Ben Ammi Ben-Israel, the spiritual leader of the African Hebrew Israelites, a group of African-Americans who, believing they were descendants of the biblical tribe of Judah, settled in Israel in the 1960s and ’70s, died last week. He was 75.
Ben-Israel’s community now numbers about 3,000, with most living in the Negev town of Dimona. While not officially recognized as Jewish, the Black Hebrews, as they are commonly known, make up a small subculture in Israel. Their history there has been somewhat turbulent.
Three weeks after the group’s first immigrants arrived in Israel from Chicago by way of Liberia, JTA reported that the community was “apparently getting along very well in their new environment,” although “their eventual status as immigrants remains undecided.” The report went on:
Within three days of their arrival at Dimona all families found work at the nearby textile plants and in local shops and factories, according to the Jewish Agency. Their children are already attending school. All of them have Hebrew names and have some knowledge of the Hebrew language.
The group arrived penniless at Lydda Airport from Liberia. They told Israeli officials they had tried to set up a Jewish communal settlement in the West African country but were made to feel “unwanted” and decided to go to Israel “where we belong.”
But tensions increased as more Black Hebrews came. Twenty arriving in October 1971 were denied entry because Israeli authorities “said they had one-way tickets and insufficient funds to stay in Israel as tourists.” Black Hebrews who had come to the airport to greet the new arrivals “protested vigorously” and “claimed that they were the true Hebrews, ‘sons of Abraham, Isaac and Jacob’ and that the country of Israel was promised them by God and belongs only to them.”
Over the next few years, the Israeli government and the Black Hebrews clashed over whether they should be eligible for citizenship or deported. The government deported some, while other deportation efforts were successfully appealed to the Supreme Court.
In 1979, a special Knesset committee recommended establishing an agricultural village in the Negev for the Black Hebrews “and providing them with the means to construct their own community.” The recommendations followed complaints by several Dimona residents who had appealed to the government, claiming the Black Hebrews “were having an adverse effect” on city and that they “were conducting services and carrying on practices similar to that of the notorious People’s Temple in Jones-town, Guyana.”
In 2003, when Israel granted 2,500 Black Hebrews “permanent resident” status, JTA gave an overview of the group’s history in the country to date:
… The Black Hebrews’ path toward Israeli citizenship has been long and arduous.
Originally offered citizenship under the Law of Return in 1969, the community’s status later was challenged and revoked.
From 1973 through the early 1990s, the community had no legal status, and many members of the group — who had renounced their U.S. citizenship — were left stateless.

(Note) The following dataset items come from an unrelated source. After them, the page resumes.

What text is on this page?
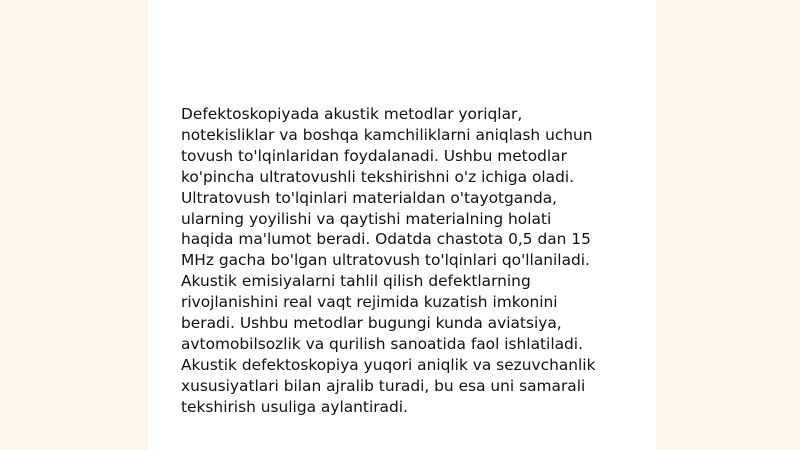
Defektoskopiyada akustik metodlar yoriqlar,
notekisliklar va boshqa kamchiliklarni aniqlash uchun
tovush to'lqinlaridan foydalanadi. Ushbu metodlar
ko'pincha ultratovushli tekshirishni o'z ichiga oladi.
Ultratovush to'lqinlari materialdan o'tayotganda,
ularning yoyilishi va qaytishi materialning holati
haqida ma'lumot beradi. Odatda chastota 0,5 dan 15
MHz gacha bo'lgan ultratovush to'lqinlari qo'llaniladi.
Akustik emisiyalarni tahlil qilish defektlarning
rivojlanishini real vaqt rejimida kuzatish imkonini
beradi. Ushbu metodlar bugungi kunda aviatsiya,
avtomobilsozlik va qurilish sanoatida faol ishlatiladi.
Akustik defektoskopiya yuqori aniqlik va sezuvchanlik
xususiyatlari bilan ajralib turadi, bu esa uni samarali
tekshirish usuliga aylantiradi.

As a result, Black Hebrews could not hold legal jobs, send their children to Israeli schools or utilize national health care services.
The Black Hebrews’ cause was not helped by their insistence that they were the true Jews and that the Israelis were usurpers. As their case made its was through Israeli courts, they mounted a campaign against the state that many saw as vitriolic and anti-Semitic.
The community’s newspapers compared Israelis to Nazis and included images of money-grubbing Jews.
Despite their struggles for acceptance, the Black Hebrews established a fast growing community. Members say it is deeply rooted in Biblical teachings, though they reject latter-day interpretations of the Bible, including such injunctions as the rabbinic prohibition against polygamy.
Adherents follow a strictly vegan diet; eschew caffeine, alcohol, drugs and cigarettes; and experiment with no-salt days, sugar-free weeks and raw-food weeks …
In 1980, the community moved from overcrowded housing in Dimona to an abandoned absorption center nearby, which they cleaned and beautified.
The call their current environs the Village of Peace or the Island of Sanity, and it includes a vegan restaurant that is open to the public.
Community members say they welcome Israeli visitors and are involved in Dimona civic life.
Also in 2003, the community hosted pop star Whitney Houston and her then-husband, Bobby Brown, on their tour of Israel.
Perhaps Houston’s visit inspired Ahtaliyah Pierce, a Black Hebrew member who in 2013 achieved a new milestone for the community: At 17 she “reached the semifinals on Israel’s edition of ‘The Voice,’ a reality show in which emerging singers compete.”